If that's the threat from modern technology spelt out in Tomorrow's People in vivid detail, the way to avoid it is less clear. She speaks genenally of education, and of encouraging young people to greater personal achievement. We have to work from the bottom up, she says. "Scientific literacy" is the way forward, Greenfield insists.
Tomorrow's People criticises the Technophobe, the Tehnophile and the Cynic. So what's a preferable stance? I ask. Should the ideal citizen be a Technosceptic? "No," she says, "I think what we need is a techno-savvy populace, who say now that we have this technology how can we use it, how can we make the most of it?"
As an entrepreneur Greenfield does not warm to government regulation as a restraint to technological excess. Instead, she advocates the formation of a Science Peace Corps to develop technologies to tackle the plight of the developing world: "the age-old issues of drought, flood, famine, infection, corruption and contraception". Perhaps "By taking on stark reality" she says, "we might be able to stave off the more alarming excesses of the new technologies that could corrode our human individuality."

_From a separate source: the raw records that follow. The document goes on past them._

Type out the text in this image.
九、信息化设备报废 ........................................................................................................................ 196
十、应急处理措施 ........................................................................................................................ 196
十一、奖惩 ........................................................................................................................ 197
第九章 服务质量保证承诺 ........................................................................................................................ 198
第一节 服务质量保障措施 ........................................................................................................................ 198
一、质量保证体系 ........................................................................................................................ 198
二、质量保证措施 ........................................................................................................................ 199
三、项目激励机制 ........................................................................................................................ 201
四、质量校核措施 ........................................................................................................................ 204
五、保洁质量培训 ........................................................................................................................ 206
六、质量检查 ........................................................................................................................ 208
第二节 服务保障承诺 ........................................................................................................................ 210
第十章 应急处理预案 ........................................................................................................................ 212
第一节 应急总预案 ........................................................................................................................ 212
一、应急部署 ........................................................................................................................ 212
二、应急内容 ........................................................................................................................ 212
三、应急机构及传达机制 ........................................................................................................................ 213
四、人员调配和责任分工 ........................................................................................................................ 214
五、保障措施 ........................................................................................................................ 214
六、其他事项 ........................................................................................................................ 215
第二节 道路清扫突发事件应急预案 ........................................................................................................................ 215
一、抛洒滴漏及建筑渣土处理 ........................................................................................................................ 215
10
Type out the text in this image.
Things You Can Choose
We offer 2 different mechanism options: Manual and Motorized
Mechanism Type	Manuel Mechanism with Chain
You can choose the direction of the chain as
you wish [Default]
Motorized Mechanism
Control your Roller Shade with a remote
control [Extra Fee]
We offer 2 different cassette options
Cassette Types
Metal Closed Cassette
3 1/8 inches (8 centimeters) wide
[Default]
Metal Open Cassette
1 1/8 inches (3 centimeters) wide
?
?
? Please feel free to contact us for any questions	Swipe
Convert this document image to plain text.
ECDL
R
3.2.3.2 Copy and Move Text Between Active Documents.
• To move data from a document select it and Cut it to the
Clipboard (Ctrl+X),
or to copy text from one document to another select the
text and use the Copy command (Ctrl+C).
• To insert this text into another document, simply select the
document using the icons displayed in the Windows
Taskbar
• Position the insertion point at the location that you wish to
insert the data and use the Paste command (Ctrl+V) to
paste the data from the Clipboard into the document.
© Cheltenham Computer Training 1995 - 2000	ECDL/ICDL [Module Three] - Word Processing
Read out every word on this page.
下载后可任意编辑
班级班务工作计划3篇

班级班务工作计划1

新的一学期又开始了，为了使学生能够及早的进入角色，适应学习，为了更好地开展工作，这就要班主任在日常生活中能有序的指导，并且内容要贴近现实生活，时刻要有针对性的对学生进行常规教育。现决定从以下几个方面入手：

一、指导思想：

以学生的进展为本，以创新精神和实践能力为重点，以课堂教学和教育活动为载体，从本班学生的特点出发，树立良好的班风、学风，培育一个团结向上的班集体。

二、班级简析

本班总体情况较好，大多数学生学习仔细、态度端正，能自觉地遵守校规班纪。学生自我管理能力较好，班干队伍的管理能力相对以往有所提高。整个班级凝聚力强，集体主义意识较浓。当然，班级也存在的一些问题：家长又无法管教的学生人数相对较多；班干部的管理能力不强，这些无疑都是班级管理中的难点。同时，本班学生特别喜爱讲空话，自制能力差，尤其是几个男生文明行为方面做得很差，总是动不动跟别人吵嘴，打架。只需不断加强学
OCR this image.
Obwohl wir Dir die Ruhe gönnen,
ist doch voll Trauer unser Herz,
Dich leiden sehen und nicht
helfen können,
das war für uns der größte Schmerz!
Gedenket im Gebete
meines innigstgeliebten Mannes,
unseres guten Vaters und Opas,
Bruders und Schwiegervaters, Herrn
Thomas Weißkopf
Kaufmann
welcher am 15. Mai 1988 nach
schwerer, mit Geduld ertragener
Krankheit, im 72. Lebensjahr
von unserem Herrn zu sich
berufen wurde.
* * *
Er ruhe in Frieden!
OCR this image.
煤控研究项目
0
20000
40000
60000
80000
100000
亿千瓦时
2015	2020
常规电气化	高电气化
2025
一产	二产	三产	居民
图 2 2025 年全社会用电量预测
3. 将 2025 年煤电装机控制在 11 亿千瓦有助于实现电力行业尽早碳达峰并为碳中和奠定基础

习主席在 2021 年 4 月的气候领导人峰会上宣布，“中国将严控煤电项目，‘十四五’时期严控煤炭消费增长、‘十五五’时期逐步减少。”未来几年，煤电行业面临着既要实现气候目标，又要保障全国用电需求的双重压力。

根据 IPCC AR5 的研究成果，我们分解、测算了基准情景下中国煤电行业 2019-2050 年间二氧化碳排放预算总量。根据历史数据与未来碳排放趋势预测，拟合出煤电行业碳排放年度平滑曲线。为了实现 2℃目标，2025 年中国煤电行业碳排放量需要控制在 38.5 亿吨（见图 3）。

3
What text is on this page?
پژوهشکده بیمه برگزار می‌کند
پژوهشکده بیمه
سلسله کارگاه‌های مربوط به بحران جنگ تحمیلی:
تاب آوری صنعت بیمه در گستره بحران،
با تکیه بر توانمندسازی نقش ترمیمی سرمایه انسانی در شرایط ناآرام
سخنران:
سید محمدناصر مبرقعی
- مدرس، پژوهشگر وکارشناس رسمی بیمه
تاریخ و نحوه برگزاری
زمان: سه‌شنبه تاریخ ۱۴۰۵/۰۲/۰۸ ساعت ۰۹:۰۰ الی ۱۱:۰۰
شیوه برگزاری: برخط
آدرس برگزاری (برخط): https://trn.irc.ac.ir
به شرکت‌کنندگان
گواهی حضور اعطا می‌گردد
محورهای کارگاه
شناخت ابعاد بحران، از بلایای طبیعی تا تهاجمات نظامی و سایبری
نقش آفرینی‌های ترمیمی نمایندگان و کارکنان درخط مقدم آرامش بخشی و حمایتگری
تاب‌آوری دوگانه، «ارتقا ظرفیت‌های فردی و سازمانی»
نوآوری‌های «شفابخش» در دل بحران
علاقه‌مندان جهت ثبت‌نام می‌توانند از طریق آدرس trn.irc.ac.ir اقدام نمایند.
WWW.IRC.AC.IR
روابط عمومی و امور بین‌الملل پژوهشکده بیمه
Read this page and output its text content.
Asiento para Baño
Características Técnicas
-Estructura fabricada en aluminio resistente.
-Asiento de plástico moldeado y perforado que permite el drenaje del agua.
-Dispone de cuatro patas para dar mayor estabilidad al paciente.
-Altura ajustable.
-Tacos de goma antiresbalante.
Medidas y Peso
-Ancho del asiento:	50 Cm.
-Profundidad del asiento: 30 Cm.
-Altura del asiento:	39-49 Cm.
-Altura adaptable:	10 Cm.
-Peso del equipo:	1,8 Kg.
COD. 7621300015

"The private ego is the most precious thing we each have," she argues, "and it is far more vulnerable now than ever before." Being human is not a sufficient safeguard; human nature is too malleable, too open to environmental influence. Rather we need to design and plan a world, she says, in which the individual is celebrated above all else.
Yet the author herself is ample proof that individuality is alive and kicking. Why should someone who exudes such a sense of self -not even afraid to let down her long blonde hair for the photographer in the Royal Institution's poster - be so sure that the private ego is under siege? Could it be that everyone else seems bland in comparison? If so, her next venture - three months as Thinker in Residence in Adelaide - might just reassure her that human individuality shows no signs of fading away just yet.